42- Les couleurs de nos amours

Ecrit par lpbk

Rudy EYA

« Je pensais que tout était exagéré dans les films nigérians mais là, je dois dire que je suis bluffée. »

Ca fait quelques heures seulement que nous sommes arrivés au Nigéria. Je regarde Nowa s’émerveiller devant cette facette de ce pays qui comme tous les pays africains sait séduire les touristes alors qu’il est une grande prison pour ceux qui chaque jour arpentent ses rues. Je suis séduit par le fait qu’elle parle si bien l’anglais. Je savais qu’elle avait appris la langue de Shakespeare mais j’étais loin d’imaginer qu’elle la pratiquait à ce niveau.

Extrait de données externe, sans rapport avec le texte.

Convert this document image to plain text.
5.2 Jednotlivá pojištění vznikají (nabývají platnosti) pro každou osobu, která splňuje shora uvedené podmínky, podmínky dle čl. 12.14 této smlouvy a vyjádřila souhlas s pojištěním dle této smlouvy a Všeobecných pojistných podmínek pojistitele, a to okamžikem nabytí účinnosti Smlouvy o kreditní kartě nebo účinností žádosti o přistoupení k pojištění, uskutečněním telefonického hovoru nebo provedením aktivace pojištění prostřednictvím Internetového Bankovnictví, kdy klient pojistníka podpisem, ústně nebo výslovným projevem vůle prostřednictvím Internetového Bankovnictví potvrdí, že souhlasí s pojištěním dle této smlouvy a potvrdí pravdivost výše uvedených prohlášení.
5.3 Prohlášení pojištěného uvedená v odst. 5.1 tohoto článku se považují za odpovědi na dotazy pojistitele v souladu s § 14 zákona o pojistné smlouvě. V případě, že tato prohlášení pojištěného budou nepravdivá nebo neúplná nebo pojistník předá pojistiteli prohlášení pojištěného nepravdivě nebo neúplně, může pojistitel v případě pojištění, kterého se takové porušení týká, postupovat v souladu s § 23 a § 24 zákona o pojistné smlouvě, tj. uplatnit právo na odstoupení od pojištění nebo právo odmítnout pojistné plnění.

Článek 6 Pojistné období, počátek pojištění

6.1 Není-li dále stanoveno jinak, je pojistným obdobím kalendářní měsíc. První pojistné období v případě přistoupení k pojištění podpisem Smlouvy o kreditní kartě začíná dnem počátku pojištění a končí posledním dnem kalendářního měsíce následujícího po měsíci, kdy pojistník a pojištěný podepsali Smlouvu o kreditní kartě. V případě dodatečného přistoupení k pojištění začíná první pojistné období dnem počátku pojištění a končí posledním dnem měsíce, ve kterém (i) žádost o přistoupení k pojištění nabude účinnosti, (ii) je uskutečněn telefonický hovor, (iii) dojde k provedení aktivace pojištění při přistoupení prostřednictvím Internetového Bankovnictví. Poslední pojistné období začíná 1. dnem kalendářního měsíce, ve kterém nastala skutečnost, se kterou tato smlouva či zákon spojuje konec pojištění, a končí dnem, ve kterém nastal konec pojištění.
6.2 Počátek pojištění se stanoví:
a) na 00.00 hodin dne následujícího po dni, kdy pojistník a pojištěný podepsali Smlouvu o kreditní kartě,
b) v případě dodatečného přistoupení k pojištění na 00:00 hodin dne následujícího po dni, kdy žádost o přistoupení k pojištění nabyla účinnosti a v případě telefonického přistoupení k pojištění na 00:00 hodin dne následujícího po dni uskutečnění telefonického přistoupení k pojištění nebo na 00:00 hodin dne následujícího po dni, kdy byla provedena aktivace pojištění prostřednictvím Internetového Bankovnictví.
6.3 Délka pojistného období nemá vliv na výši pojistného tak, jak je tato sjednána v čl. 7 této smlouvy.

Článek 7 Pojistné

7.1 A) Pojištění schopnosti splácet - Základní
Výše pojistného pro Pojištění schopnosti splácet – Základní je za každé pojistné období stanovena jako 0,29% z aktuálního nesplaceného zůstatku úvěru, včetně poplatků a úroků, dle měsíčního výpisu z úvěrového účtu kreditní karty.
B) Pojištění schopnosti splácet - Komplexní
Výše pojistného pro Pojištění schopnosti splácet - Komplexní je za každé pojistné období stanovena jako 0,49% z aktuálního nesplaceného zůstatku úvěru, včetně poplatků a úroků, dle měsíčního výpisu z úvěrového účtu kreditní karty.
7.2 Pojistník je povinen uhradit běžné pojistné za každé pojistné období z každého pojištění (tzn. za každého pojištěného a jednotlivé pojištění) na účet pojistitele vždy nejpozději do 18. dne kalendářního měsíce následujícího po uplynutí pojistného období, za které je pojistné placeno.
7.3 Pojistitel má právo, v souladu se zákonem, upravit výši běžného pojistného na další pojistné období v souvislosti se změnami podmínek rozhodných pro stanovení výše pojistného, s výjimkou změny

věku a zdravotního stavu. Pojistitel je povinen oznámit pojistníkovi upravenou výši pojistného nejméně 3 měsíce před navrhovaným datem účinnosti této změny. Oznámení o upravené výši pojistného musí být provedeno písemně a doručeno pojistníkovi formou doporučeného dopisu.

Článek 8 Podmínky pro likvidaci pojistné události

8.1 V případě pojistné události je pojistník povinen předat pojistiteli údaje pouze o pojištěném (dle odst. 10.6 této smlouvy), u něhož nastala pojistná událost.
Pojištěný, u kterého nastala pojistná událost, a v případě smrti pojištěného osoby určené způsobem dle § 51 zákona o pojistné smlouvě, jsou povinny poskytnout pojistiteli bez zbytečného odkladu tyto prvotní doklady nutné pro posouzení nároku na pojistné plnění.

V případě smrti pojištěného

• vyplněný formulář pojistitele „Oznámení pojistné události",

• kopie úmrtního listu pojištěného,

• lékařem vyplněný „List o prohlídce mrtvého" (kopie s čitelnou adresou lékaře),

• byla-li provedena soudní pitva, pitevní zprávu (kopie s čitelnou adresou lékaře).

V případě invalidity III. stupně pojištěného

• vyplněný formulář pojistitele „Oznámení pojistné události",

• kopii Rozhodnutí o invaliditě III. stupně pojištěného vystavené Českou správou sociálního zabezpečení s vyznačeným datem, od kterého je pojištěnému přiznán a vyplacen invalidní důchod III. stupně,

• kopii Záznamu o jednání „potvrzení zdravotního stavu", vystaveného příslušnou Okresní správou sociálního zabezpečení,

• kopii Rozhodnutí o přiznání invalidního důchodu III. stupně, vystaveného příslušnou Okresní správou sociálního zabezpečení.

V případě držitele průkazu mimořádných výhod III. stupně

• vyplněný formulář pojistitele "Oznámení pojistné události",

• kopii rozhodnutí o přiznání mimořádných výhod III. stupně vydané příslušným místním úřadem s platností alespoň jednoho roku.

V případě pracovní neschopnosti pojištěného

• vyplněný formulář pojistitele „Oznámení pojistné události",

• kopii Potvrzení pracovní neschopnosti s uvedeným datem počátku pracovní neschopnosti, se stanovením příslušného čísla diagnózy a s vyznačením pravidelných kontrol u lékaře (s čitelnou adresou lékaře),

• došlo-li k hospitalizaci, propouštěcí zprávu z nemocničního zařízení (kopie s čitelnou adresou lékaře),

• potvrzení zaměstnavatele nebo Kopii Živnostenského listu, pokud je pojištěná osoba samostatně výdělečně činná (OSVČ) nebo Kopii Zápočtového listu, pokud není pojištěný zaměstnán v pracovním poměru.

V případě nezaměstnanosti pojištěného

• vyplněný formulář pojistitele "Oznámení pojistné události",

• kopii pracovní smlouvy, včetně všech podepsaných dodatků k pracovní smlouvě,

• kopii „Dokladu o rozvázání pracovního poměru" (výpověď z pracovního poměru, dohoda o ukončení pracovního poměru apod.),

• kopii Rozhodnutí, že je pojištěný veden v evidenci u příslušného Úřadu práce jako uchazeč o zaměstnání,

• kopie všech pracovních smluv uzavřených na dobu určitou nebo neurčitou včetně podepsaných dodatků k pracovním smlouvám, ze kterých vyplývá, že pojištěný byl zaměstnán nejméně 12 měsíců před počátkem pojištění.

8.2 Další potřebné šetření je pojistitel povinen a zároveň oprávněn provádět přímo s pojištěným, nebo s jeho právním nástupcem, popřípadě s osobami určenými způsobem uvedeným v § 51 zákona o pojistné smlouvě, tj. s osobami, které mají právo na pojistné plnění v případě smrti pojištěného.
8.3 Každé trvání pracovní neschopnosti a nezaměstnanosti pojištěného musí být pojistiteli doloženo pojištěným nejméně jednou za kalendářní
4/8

« Je ne savais pas que tu parlais si bien anglais. », lui confiais.

« C’est bien de savoir que je te surprends encore. », me répond-t-elle en esquissant quelques pas de danse.

« Allez viens danser avec moi. »

« Tu sais que je n’aime pas danser. Par contre j’aime te voir danser. »

« Tu aimes me voir danser ? Comme ça ? », fait-elle en tournant des reins telle une danseuse orientale.

Je ne sais pas comment mais cette petite femme a su entrer dans mon cœur, dans ma vie. Je la regarde s’effeuiller devant moi comme une Mata Hari des temps modernes. C’est parti pour un petit strip-tease improvisé.

Je me réveille suite à une vibration. Je me lève pour attraper le portable sur la petite bibliothèque. C’est celui de Nowa. Un message de Mika. Je soupire et je reste debout partagé entre cette affreuse envie de lire ce message et celle de retourner m’allonger près de son corps nu. Je finis par prendre son portable et je m’en vais discrètement dans le séjour du petit appartement que nous avons loué.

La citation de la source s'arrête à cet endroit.